Visiting or moving to Asuncion and want to know where is the ideal place to shop for groceries? Here’s a list of recommendations from a Paraguayan, from fancy to functional to full-on sensory overload.
High-end supermarkets: Casa rica & Delimarket
Mid-rangesupermarkets: Areté, SuperSeis, Stock
Freshest & locally soursed: AgroShopping & Mercado 4
What started as a little German import shop back in the 1920s has since leveled up into what locals half-jokingly call the “super de millonarios” (rich people’s supermarket.) You will find products from all over the world: mainly Germany, Italy, Denmark, USA, Uruguay, Brazil, and more.

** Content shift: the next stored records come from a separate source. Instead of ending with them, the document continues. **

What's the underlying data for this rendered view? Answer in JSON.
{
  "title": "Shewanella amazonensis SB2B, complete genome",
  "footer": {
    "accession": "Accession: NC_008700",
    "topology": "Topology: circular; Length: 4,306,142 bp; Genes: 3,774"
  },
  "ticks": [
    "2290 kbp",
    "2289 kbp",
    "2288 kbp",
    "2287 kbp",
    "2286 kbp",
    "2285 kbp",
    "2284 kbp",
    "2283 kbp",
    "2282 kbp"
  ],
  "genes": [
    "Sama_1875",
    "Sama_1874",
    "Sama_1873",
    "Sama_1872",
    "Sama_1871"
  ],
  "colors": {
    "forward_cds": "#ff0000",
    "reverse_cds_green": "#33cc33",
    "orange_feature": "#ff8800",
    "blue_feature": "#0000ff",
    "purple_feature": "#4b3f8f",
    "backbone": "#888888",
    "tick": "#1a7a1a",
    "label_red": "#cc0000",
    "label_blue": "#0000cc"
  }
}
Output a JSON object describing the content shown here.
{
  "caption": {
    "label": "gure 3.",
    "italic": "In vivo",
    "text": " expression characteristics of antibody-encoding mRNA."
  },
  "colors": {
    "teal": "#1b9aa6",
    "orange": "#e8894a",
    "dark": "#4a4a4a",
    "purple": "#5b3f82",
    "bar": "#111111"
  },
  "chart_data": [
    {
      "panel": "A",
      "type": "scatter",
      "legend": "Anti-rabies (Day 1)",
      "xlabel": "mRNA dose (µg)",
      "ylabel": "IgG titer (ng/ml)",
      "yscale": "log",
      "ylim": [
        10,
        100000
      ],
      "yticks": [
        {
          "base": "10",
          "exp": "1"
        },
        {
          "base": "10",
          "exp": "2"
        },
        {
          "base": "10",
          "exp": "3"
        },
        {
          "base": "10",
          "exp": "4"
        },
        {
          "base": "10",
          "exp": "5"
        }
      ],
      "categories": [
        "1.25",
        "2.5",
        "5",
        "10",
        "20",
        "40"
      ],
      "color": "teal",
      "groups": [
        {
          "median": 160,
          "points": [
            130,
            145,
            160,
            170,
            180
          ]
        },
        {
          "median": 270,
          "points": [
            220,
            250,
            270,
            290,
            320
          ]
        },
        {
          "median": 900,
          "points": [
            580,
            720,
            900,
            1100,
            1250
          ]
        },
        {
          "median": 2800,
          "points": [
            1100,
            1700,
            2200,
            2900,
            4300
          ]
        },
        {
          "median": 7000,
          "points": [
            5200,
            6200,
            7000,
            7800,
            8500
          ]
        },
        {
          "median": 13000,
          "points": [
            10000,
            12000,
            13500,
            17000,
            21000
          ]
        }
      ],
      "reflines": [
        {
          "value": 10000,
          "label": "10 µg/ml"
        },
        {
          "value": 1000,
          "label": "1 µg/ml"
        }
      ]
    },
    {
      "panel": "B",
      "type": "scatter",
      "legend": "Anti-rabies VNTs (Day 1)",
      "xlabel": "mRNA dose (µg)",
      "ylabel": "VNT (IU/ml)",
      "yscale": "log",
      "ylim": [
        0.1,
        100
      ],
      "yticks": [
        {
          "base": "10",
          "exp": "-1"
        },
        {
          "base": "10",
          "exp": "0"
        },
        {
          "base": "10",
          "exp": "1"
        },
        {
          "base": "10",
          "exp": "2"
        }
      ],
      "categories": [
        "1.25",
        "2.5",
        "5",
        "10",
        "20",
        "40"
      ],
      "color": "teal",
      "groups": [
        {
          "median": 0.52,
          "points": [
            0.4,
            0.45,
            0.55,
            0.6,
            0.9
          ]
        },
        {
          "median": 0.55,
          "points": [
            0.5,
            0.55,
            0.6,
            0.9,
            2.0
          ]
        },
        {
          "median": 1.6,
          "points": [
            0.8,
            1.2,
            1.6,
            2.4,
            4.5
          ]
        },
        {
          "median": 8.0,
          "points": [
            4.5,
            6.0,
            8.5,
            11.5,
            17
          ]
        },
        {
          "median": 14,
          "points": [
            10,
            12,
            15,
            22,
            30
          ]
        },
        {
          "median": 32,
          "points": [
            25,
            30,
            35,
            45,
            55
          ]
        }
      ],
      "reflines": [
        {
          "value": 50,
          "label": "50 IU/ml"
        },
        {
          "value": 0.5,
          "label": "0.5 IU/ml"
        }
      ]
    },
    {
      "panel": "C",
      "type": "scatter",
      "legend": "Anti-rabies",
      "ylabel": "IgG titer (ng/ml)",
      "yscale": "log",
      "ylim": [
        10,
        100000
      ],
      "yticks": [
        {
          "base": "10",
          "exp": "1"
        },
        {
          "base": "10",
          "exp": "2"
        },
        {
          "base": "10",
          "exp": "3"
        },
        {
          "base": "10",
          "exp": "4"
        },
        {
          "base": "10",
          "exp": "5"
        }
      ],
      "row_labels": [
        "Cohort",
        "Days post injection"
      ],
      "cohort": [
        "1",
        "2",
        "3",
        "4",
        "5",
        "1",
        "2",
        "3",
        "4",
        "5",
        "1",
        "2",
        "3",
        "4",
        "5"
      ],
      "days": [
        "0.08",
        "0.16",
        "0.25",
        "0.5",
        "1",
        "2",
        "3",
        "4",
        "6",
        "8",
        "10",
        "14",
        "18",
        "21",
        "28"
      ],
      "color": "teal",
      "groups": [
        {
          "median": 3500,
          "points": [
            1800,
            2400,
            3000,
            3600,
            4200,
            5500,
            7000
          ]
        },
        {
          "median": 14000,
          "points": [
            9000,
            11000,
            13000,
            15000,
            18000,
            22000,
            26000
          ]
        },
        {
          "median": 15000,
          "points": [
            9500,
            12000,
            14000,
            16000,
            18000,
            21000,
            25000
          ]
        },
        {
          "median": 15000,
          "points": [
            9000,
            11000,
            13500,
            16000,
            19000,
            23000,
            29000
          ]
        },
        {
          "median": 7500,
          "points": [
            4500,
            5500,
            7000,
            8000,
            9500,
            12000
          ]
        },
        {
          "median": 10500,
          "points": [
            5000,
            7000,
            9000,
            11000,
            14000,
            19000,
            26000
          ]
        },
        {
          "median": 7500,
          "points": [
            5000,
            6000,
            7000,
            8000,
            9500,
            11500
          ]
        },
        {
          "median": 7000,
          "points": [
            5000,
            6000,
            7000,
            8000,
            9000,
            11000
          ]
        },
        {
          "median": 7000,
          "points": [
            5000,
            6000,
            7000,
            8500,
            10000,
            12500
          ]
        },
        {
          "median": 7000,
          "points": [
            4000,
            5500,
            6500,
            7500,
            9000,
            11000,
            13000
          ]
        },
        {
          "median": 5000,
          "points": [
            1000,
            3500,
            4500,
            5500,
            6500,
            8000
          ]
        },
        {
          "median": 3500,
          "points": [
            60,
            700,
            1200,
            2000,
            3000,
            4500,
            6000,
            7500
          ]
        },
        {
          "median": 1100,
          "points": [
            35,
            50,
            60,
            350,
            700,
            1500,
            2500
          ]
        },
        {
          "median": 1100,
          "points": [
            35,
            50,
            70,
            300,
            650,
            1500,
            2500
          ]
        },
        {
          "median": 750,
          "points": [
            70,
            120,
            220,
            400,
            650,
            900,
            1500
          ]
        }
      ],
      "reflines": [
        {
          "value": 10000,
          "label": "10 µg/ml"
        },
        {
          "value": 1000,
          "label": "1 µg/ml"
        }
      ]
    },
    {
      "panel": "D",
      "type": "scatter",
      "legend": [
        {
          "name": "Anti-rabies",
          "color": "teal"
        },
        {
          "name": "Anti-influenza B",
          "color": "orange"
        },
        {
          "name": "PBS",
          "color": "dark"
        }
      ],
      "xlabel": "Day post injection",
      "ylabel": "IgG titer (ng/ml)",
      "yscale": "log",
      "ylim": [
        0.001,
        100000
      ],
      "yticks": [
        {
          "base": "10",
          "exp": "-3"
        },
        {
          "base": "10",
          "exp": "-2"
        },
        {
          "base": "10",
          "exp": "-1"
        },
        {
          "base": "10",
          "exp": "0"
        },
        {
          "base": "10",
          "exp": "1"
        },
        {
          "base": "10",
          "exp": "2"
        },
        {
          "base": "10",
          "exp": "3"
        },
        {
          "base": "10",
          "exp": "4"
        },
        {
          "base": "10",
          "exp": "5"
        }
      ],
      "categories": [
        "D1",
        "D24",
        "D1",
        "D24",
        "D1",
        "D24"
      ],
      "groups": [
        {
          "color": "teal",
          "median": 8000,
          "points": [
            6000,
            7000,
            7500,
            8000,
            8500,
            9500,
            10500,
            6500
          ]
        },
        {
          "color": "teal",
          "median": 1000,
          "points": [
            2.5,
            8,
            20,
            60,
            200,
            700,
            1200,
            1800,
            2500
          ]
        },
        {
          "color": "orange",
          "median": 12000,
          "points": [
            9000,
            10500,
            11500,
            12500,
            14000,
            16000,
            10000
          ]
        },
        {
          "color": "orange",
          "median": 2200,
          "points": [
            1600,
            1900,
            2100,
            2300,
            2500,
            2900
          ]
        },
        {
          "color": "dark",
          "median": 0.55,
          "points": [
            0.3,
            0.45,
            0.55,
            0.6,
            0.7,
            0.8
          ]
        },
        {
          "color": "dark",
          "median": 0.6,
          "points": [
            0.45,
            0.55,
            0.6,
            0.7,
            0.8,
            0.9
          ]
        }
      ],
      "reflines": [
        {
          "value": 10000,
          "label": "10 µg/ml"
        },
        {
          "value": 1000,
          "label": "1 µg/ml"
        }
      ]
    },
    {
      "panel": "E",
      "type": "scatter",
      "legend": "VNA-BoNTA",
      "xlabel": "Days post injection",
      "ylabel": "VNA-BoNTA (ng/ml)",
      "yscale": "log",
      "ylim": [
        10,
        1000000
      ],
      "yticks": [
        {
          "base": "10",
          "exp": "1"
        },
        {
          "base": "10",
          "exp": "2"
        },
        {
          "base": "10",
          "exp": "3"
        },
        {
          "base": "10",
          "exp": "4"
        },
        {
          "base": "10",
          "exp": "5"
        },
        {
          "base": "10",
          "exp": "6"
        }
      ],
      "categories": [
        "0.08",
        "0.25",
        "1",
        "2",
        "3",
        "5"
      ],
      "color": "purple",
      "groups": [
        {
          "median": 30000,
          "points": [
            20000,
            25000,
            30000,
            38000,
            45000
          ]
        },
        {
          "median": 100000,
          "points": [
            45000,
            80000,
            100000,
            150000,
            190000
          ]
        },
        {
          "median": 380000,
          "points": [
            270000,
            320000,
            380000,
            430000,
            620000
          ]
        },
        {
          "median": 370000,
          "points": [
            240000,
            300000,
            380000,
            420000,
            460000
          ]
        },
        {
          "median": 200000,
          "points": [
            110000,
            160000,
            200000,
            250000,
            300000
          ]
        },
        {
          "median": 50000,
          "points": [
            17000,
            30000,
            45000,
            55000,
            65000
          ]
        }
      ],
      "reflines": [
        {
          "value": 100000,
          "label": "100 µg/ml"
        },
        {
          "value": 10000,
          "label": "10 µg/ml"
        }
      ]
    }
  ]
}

Think climate-controlled aisles, imported cheeses, wide variety of liquor, a proper bakery and made-to-order kitchen, and a restaurant (El Molinillo) if you get hungry mid-shop. Great for splurges and hard-to-find imports, less great for your wallet if you go every week.
Strategically placed in DelSol mall, this gourmet supermarket leans into exotic produce, imported delicatessen and a made-to-order kitchen that you won’t regret trying. Fun local flex: Delimarket is a big partner with El Corte Ingles. Casa Rica’s biggest rival is the spot for fancy cheese boards when you are in a “treat myself” mood.
Honestly, it’s a mix. From the weekly cart to 2am cravings, we have everything covered.
With 30+ locations, Super Seis is a Paraguayan classic. Fun fact: it opened the country’s first hypermarket, Hiperseis, back in 1998. Big stores, easy parking, weekend buffet if you’re feeling it. This is where a lot of families do the actual weekly shop.
Areté’s name is a nice bit of wordplay: it comes from the Guaraní word for “festive day,” and the brand leans into that with in-store music, activities, and food courts (called “Festa”) rather than just aisles of shelves. It’s a newer player (launched 2018) but has expanded across Asunción, San Lorenzo and Lambaré, positioning itself as the supermarket that wants your grocery run to feel like a little outing rather than a chore. Worth knowing: Areté is under the same CEO of Casa Rica.
Stock comes from the same Vierci Group family as Super Seis, and honestly plays a similar role: dependable, well-stocked, everywhere. If Super Seis is the reliable friend, Stock is their equally reliable cousin — good for the regular weekly run without any fuss.
In Paraguay, small shops “despensas” usually part of the owner’s house would be the choice, but everything changed when Biggie was launched. Basically reinvented the convenience store here: 150+ locations, open 24/7 365 days. It’s not the cheapest, but when it’s 11pm and you need something right now, Biggie is always there for you.
Well, if you are looking for organic, clean and organized, AgroShopping may be the best. Shop in the mall and stop by to get fresh fruit, vegetables or natural-sourced local and international products. There’s a catch: it’s only available once a week on Tuesdays from 7am to 9pm.
Mercado 4 isn’t a supermarket, it’s a small city. It’s been around since 1942, evolving out of an even older 19th-century market. Today it sprawls across roughly 350,000 m² and pulls in somewhere between 20,000 and 30,000 people a day — shoppers and the ~2,500 vendors who work there. It’s so iconically chaotic it became a movie set — the 2012 thriller 7 Cajas was filmed right there among the stalls.
What to expect? Narrow, tent-covered lanes packed shoulder to shoulder, vendors calling out prices, motorcycles somehow squeezing through foot traffic, and zero clear signage — you will get a little lost, that’s part of the experience. Go with cash (small bills), wear shoes you don’t mind getting dusty, and keep your bag zipped and in front of you like you would in any big, crowded market.
What to get? If it exists, someone at Mercado 4 probably sells it. Anything from a fraction of the price: clothing, shoes, electronics, toys, fruits, vegetables, and meat at a fraction of supermarket prices, housewares, artisan crafts. It’s loud, it’s a maze, and it’s absolutely worth it.